Trump rozważa atak na kartele w Wenezueli. Presja na Maduro
Prezydent USA Donald Trump rozważa możliwość uderzenia w kartele narkotykowe w Wenezueli przy użyciu wojska - podaje CNN, powołując się na źródła zaznajomione z planami administracji USA. "Zabijanie członków kartelu, którzy zatruwają naszych współobywateli, jest najwyższym i najlepszym sposobem wykorzystania naszej armii" - skomentował wiceprezydent J.D. Vance.
Na początku września administracja Donalda Trumpa poinformowała o ataku na łódź, która miała należeć do wenezuelskiego kartelu Tren de Aragua. Zginęło wówczas 11 osób.
Źródło CNN mówi, że ten atak był "dopiero początkiem znacznie większego wysiłku mającego na celu oczyszczenie regionu z handlu narkotykami i potencjalne odsunięcie Maduro (Nicolasa, wenezuelskiego dyktatora - red.) od władzy".
Dalsza część artykułu pod materiałem wideo
Nie chcą widzieć Tuska w USA? "Robią wszystko, żeby obrzydzić rząd"
W ostatnich tygodniach Stany Zjednoczone wysłały znaczne siły zbrojne na Karaiby, co - zdaniem rozmówców CNN z Białego Domu - ma być "wiadomością" dla Maduro.
W pobliżu wybrzeży Wenezueli mają obecnie znajdować się okręty uzbrojone w pociski Tomahawk, łódź podwodna, kilka samolotów oraz ponad 4 tys. marynarzy i żołnierzy piechoty morskiej. Oprócz tego na Portoryko wysłano 10 myśliwców F-35.
Uderzą na terenie Wenezueli?
Nie wiadomo, jaki dokładnie jest cel obecnych działań. Według rozmówców CNN, niektórzy urzędnicy wierzą, że ataki wymierzone w wenezuelskie kartele wywrą presję na ludzi powiązanych z Maduro, którzy zarabiali na nielegalnej działalności, a to osłabi pozycję dyktatora i doprowadzi do jego usunięcia.

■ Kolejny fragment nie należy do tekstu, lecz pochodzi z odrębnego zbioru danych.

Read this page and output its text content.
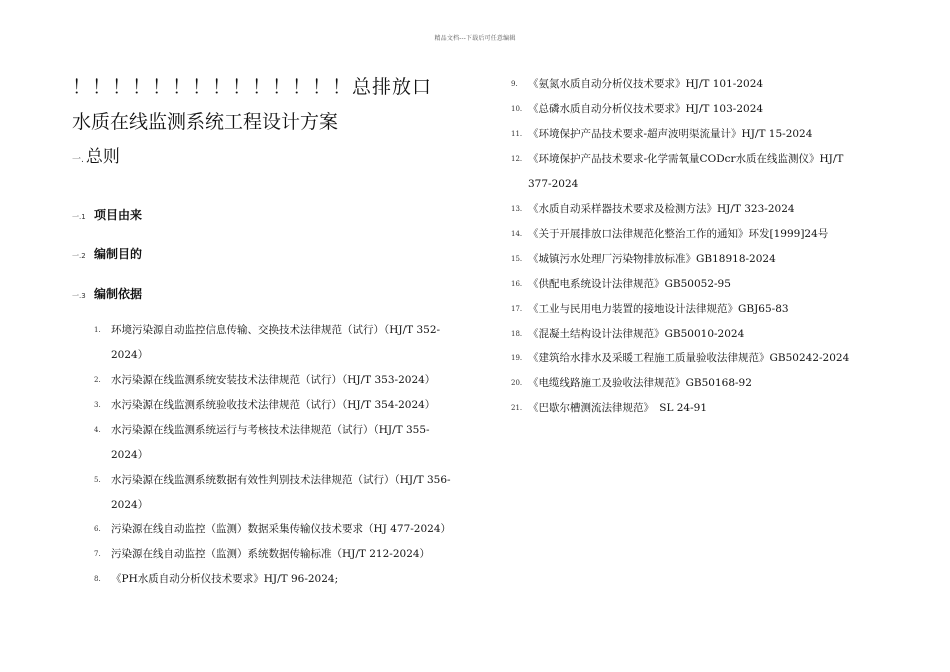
精品文档---下载后可任意编辑
！！！！！！！！！！！！！！总排放口
水质在线监测系统工程设计方案
一. 总则
一.1 项目由来
一.2 编制目的
一.3 编制依据
1. 环境污染源自动监控信息传输、交换技术法律规范（试行）（HJ/T 352-2024）
2. 水污染源在线监测系统安装技术法律规范（试行）（HJ/T 353-2024）
3. 水污染源在线监测系统验收技术法律规范（试行）（HJ/T 354-2024）
4. 水污染源在线监测系统运行与考核技术法律规范（试行）（HJ/T 355-2024）
5. 水污染源在线监测系统数据有效性判别技术法律规范（试行）（HJ/T 356-2024）
6. 污染源在线自动监控（监测）数据采集传输仪技术要求（HJ 477-2024）
7. 污染源在线自动监控（监测）系统数据传输标准（HJ/T 212-2024）
8. 《PH水质自动分析仪技术要求》HJ/T 96-2024;
9. 《氨氮水质自动分析仪技术要求》HJ/T 101-2024
10. 《总磷水质自动分析仪技术要求》HJ/T 103-2024
11. 《环境保护产品技术要求-超声波明渠流量计》HJ/T 15-2024
12. 《环境保护产品技术要求-化学需氧量CODcr水质在线监测仪》HJ/T 377-2024
13. 《水质自动采样器技术要求及检测方法》HJ/T 323-2024
14. 《关于开展排放口法律规范化整治工作的通知》环发[1999]24号
15. 《城镇污水处理厂污染物排放标准》GB18918-2024
16. 《供配电系统设计法律规范》GB50052-95
17. 《工业与民用电力装置的接地设计法律规范》GBJ65-83
18. 《混凝土结构设计法律规范》GB50010-2024
19. 《建筑给水排水及采暖工程施工质量验收法律规范》GB50242-2024
20. 《电缆线路施工及验收法律规范》GB50168-92
21. 《巴歇尔槽测流法律规范》　SL 24-91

- Preferowanym rozwiązaniem jest, by Maduro sam odszedł, by się zorientował, co się dzieje - mówi jeden z rozmówców CNN. - A potem, jak sądzę, przesłanie będzie brzmiało: chcesz, żeby było łatwo, czy żeby było trudno - dodaje.
Choć na razie nic nie wskazuje, by Amerykanie mieli uderzyć w cele wewnątrz Wenezueli, to według urzędników kwestia pozostaje otwarta. Trump miał bowiem powiedzieć, że "jeśli nadarzy się okazja do zabicia terrorystów, natychmiast da im zielone światło".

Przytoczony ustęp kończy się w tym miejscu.